I would never approach a pregnant lady and exclaim ‘Oh my God! You’re HUGE!! You’ve put so SO MUCH WEIGHT! Holy fuck your stomach is massive…are you sure you’re only X amount of months??’ Nobody would say that! So why is it OK to say the opposite to me?!

This is my first pregnancy so I have no idea what way my body will respond to each month that passes, or how I’ll develop physically from one day to the next. And I don’t know what annoys me more, the fact that I even spend moments thinking about it, or the fact that it’s overshadowed the much harder-to-deal-with psychological changes and worries that come with the territory. I can imagine some people think that maybe it’s always deemed a compliment to say someone is too slim, but for me, especially when pregnant, I would much rather someone ask me how I’m coping in my mind, or how I feel about becoming a mother or ideas about how I might raise my child. THOSE are conversations that are nourishing to me – not vapid ones about how I look. ‘Cause you can be rest assured that how you look hasn’t even entered my mind space; all I absorb and carry are words.

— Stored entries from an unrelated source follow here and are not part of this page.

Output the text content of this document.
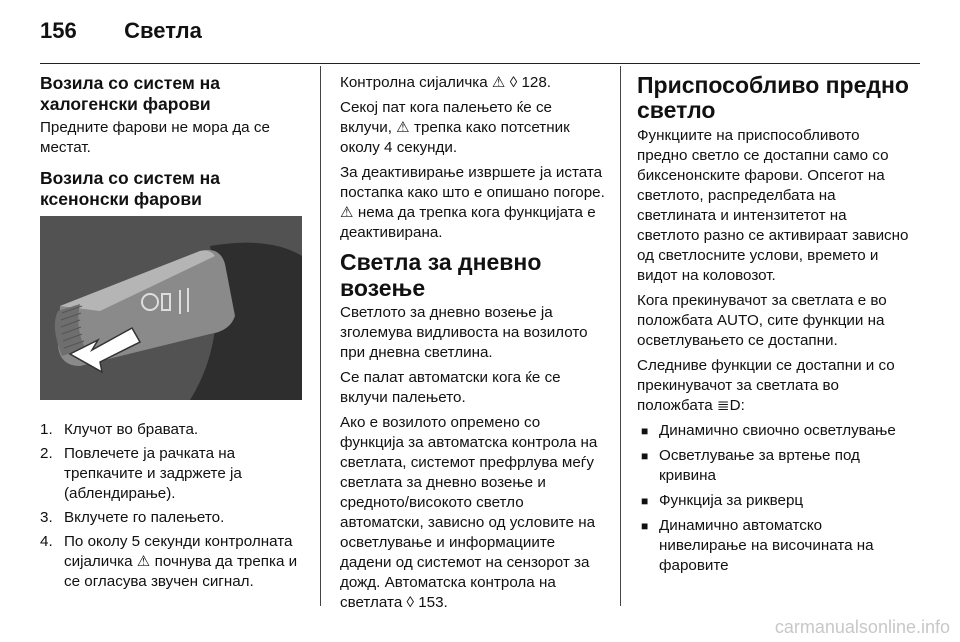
156 Светла
Возила со систем на халогенски фарови

Предните фарови не мора да се местат.

Возила со систем на ксенонски фарови
1. Клучот во бравата.
2. Повлечете ја рачката на трепкачите и задржете ја (аблендирање).
3. Вклучете го палењето.
4. По околу 5 секунди контролната сијаличка ⚠ почнува да трепка и се огласува звучен сигнал.

Контролна сијаличка ⚠ ◊ 128.

Секој пат кога палењето ќе се вклучи, ⚠ трепка како потсетник околу 4 секунди.

За деактивирање извршете ја истата постапка како што е опишано погоре. ⚠ нема да трепка кога функцијата е деактивирана.

Светла за дневно возење

Светлото за дневно возење ја зголемува видливоста на возилото при дневна светлина.

Се палат автоматски кога ќе се вклучи палењето.

Ако е возилото опремено со функција за автоматска контрола на светлата, системот префрлува меѓу светлата за дневно возење и средното/високото светло автоматски, зависно од условите на осветлување и информациите дадени од системот на сензорот за дожд. Автоматска контрола на светлата ◊ 153.

Приспособливо предно светло

Функциите на приспособливото предно светло се достапни само со биксенонските фарови. Опсегот на светлото, распределбата на светлината и интензитетот на светлото разно се активираат зависно од светлосните услови, времето и видот на коловозот.

Кога прекинувачот за светлата е во положбата AUTO, сите функции на осветлувањето се достапни.

Следниве функции се достапни и со прекинувачот за светлата во положбата ≣D:

■ Динамично свиочно осветлување
■ Осветлување за вртење под кривина
■ Функција за рикверц
■ Динамично автоматско нивелирање на височината на фаровите
carmanualsonline.info
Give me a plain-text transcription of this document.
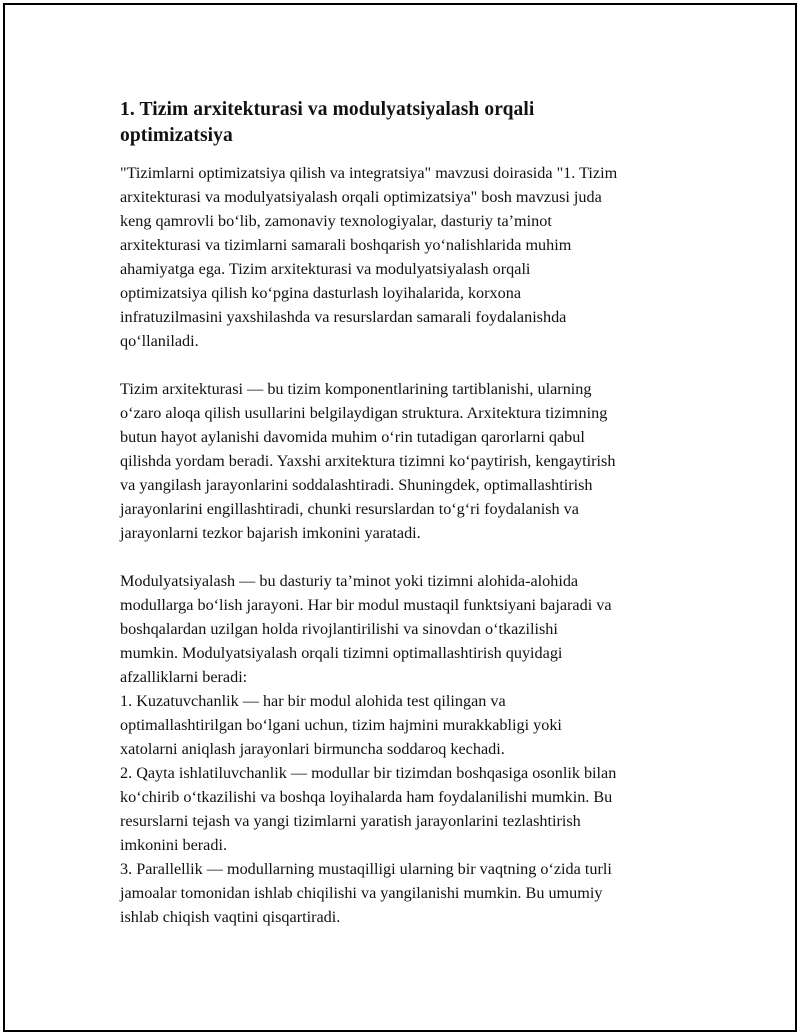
1. Tizim arxitekturasi va modulyatsiyalash orqali
optimizatsiya

"Tizimlarni optimizatsiya qilish va integratsiya" mavzusi doirasida "1. Tizim
arxitekturasi va modulyatsiyalash orqali optimizatsiya" bosh mavzusi juda
keng qamrovli boʻlib, zamonaviy texnologiyalar, dasturiy taʼminot
arxitekturasi va tizimlarni samarali boshqarish yoʻnalishlarida muhim
ahamiyatga ega. Tizim arxitekturasi va modulyatsiyalash orqali
optimizatsiya qilish koʻpgina dasturlash loyihalarida, korxona
infratuzilmasini yaxshilashda va resurslardan samarali foydalanishda
qoʻllaniladi.

Tizim arxitekturasi — bu tizim komponentlarining tartiblanishi, ularning
oʻzaro aloqa qilish usullarini belgilaydigan struktura. Arxitektura tizimning
butun hayot aylanishi davomida muhim oʻrin tutadigan qarorlarni qabul
qilishda yordam beradi. Yaxshi arxitektura tizimni koʻpaytirish, kengaytirish
va yangilash jarayonlarini soddalashtiradi. Shuningdek, optimallashtirish
jarayonlarini engillashtiradi, chunki resurslardan toʻgʻri foydalanish va
jarayonlarni tezkor bajarish imkonini yaratadi.

Modulyatsiyalash — bu dasturiy taʼminot yoki tizimni alohida-alohida
modullarga boʻlish jarayoni. Har bir modul mustaqil funktsiyani bajaradi va
boshqalardan uzilgan holda rivojlantirilishi va sinovdan oʻtkazilishi
mumkin. Modulyatsiyalash orqali tizimni optimallashtirish quyidagi
afzalliklarni beradi:
1. Kuzatuvchanlik — har bir modul alohida test qilingan va
optimallashtirilgan boʻlgani uchun, tizim hajmini murakkabligi yoki
xatolarni aniqlash jarayonlari birmuncha soddaroq kechadi.
2. Qayta ishlatiluvchanlik — modullar bir tizimdan boshqasiga osonlik bilan
koʻchirib oʻtkazilishi va boshqa loyihalarda ham foydalanilishi mumkin. Bu
resurslarni tejash va yangi tizimlarni yaratish jarayonlarini tezlashtirish
imkonini beradi.
3. Parallellik — modullarning mustaqilligi ularning bir vaqtning oʻzida turli
jamoalar tomonidan ishlab chiqilishi va yangilanishi mumkin. Bu umumiy
ishlab chiqish vaqtini qisqartiradi.
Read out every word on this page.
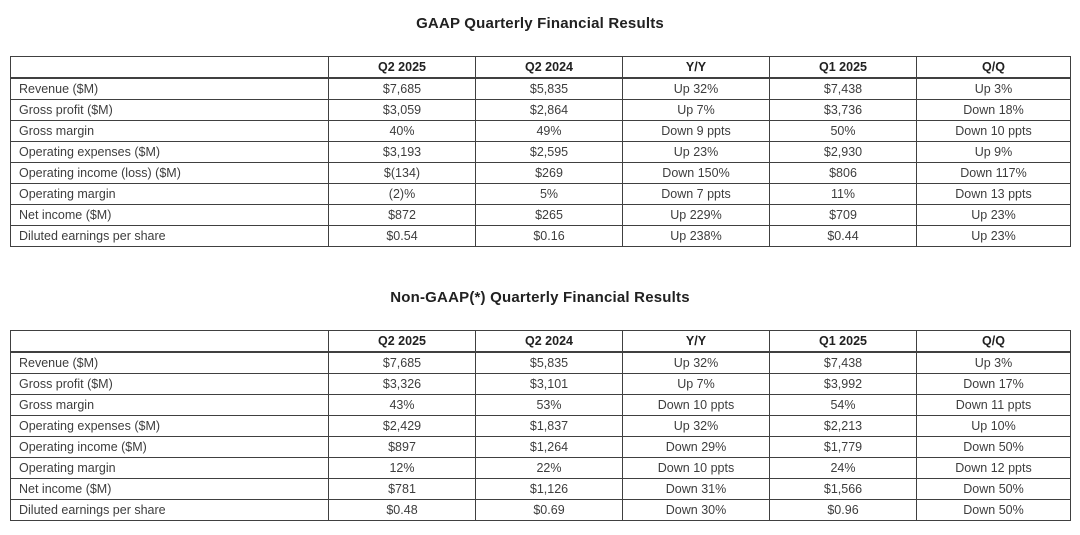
GAAP Quarterly Financial Results
	Q2 2025	Q2 2024	Y/Y	Q1 2025	Q/Q
Revenue ($M)	$7,685	$5,835	Up 32%	$7,438	Up 3%
Gross profit ($M)	$3,059	$2,864	Up 7%	$3,736	Down 18%
Gross margin	40%	49%	Down 9 ppts	50%	Down 10 ppts
Operating expenses ($M)	$3,193	$2,595	Up 23%	$2,930	Up 9%
Operating income (loss) ($M)	$(134)	$269	Down 150%	$806	Down 117%
Operating margin	(2)%	5%	Down 7 ppts	11%	Down 13 ppts
Net income ($M)	$872	$265	Up 229%	$709	Up 23%
Diluted earnings per share	$0.54	$0.16	Up 238%	$0.44	Up 23%
Non-GAAP(*) Quarterly Financial Results
	Q2 2025	Q2 2024	Y/Y	Q1 2025	Q/Q
Revenue ($M)	$7,685	$5,835	Up 32%	$7,438	Up 3%
Gross profit ($M)	$3,326	$3,101	Up 7%	$3,992	Down 17%
Gross margin	43%	53%	Down 10 ppts	54%	Down 11 ppts
Operating expenses ($M)	$2,429	$1,837	Up 32%	$2,213	Up 10%
Operating income ($M)	$897	$1,264	Down 29%	$1,779	Down 50%
Operating margin	12%	22%	Down 10 ppts	24%	Down 12 ppts
Net income ($M)	$781	$1,126	Down 31%	$1,566	Down 50%
Diluted earnings per share	$0.48	$0.69	Down 30%	$0.96	Down 50%
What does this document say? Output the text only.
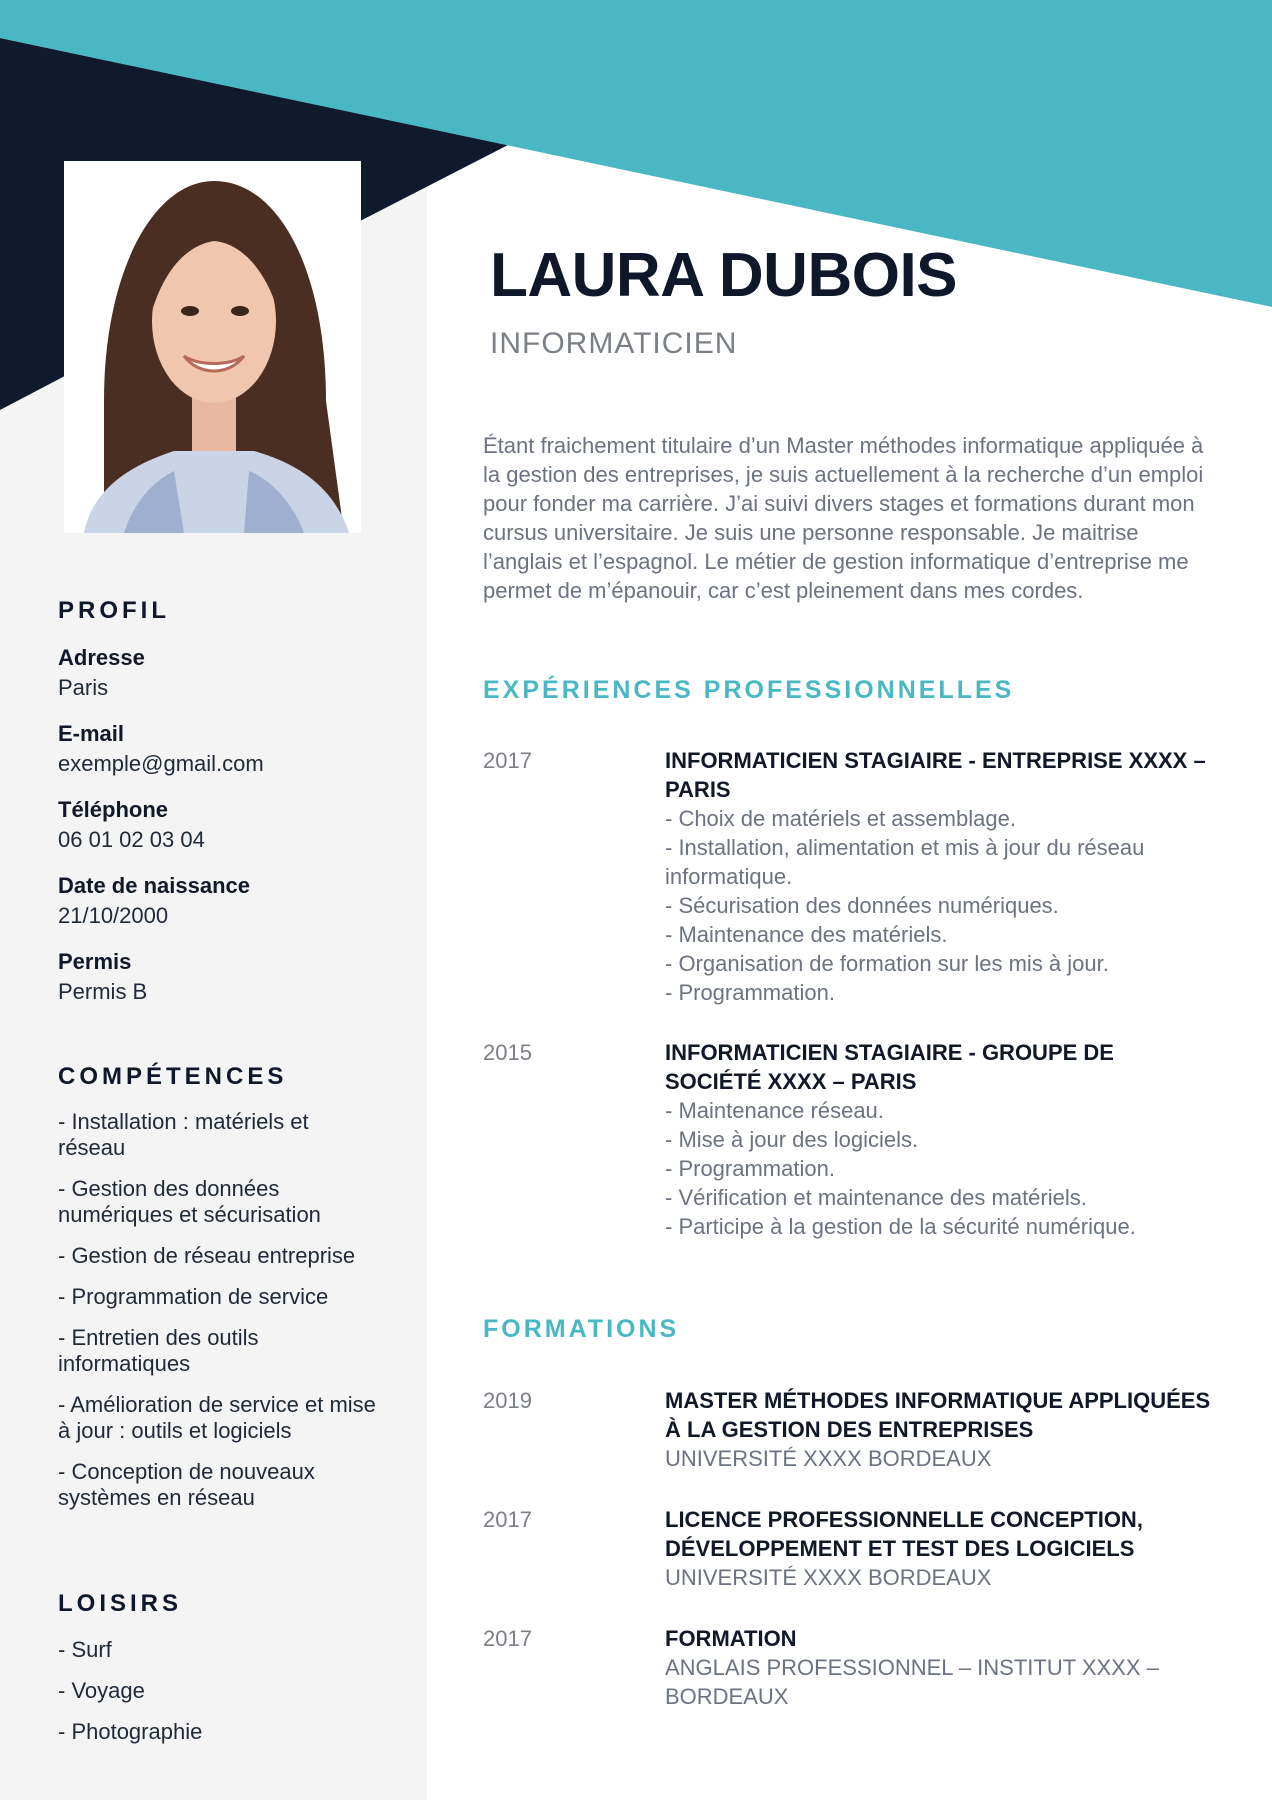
PROFIL
Adresse
Paris
E-mail
exemple@gmail.com
Téléphone
06 01 02 03 04
Date de naissance
21/10/2000
Permis
Permis B
COMPÉTENCES
- Installation : matériels et réseau
- Gestion des données numériques et sécurisation
- Gestion de réseau entreprise
- Programmation de service
- Entretien des outils informatiques
- Amélioration de service et mise à jour : outils et logiciels
- Conception de nouveaux systèmes en réseau
LOISIRS
- Surf
- Voyage
- Photographie
LAURA DUBOIS
INFORMATICIEN
Étant fraichement titulaire d’un Master méthodes informatique appliquée à la gestion des entreprises, je suis actuellement à la recherche d’un emploi pour fonder ma carrière. J’ai suivi divers stages et formations durant mon cursus universitaire. Je suis une personne responsable. Je maitrise l’anglais et l’espagnol. Le métier de gestion informatique d’entreprise me permet de m’épanouir, car c’est pleinement dans mes cordes.
EXPÉRIENCES PROFESSIONNELLES
2017	INFORMATICIEN STAGIAIRE - ENTREPRISE XXXX – PARIS
- Choix de matériels et assemblage.
- Installation, alimentation et mis à jour du réseau informatique.
- Sécurisation des données numériques.
- Maintenance des matériels.
- Organisation de formation sur les mis à jour.
- Programmation.
2015	INFORMATICIEN STAGIAIRE - GROUPE DE SOCIÉTÉ XXXX – PARIS
- Maintenance réseau.
- Mise à jour des logiciels.
- Programmation.
- Vérification et maintenance des matériels.
- Participe à la gestion de la sécurité numérique.
FORMATIONS
2019	MASTER MÉTHODES INFORMATIQUE APPLIQUÉES À LA GESTION DES ENTREPRISES
UNIVERSITÉ XXXX BORDEAUX
2017	LICENCE PROFESSIONNELLE CONCEPTION, DÉVELOPPEMENT ET TEST DES LOGICIELS
UNIVERSITÉ XXXX BORDEAUX
2017	FORMATION
ANGLAIS PROFESSIONNEL – INSTITUT XXXX – BORDEAUX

I can’t blame those select few for their misplaced and misjudged comments. After the disappointment of that baby fair I realised that they too are just victims of that grand, self-loathing, self-deprecating machine that advertisers and companies create, thrive off and monetise on. It’s all about sales. Keep women feeling inadequate and vulnerable and they’ll buy, join, do ANYTHING to feel better about themselves. Hence the ‘Little Black Dress’ stand and Slimming World presence at the expo.

I wasn’t expecting this ‘side-effect’ of pregnancy but in a way I’m glad it’s happening because I, too, have probably been guilty of innocently making unwanted or unnecessary comments to someone else. Throw-away comments are not always throw-away to the person on the receiving end. And it’s something I commit to taking seriously when my little one graces us with their presence. I’ll teach them the value of words and the weight that can sometimes be behind them. You never know what challenges that person may be dealing with at home or in their mind, so support and encourage them, not draw attention to their appearance – unless they’re at death’s door or medically in trouble then who cares?!

So what if my child might find themselves uncomfortably on the receiving end? I’ll teach them that a well placed and swift Go Fuck Yourself! will do (minus the swear words, of course). And just like that I feel the popcorn popping-flutter under my ‘non-existent’ bump so I think that means already we’re in agreement – in fact I think I heard a very muffled ‘Touche’ there.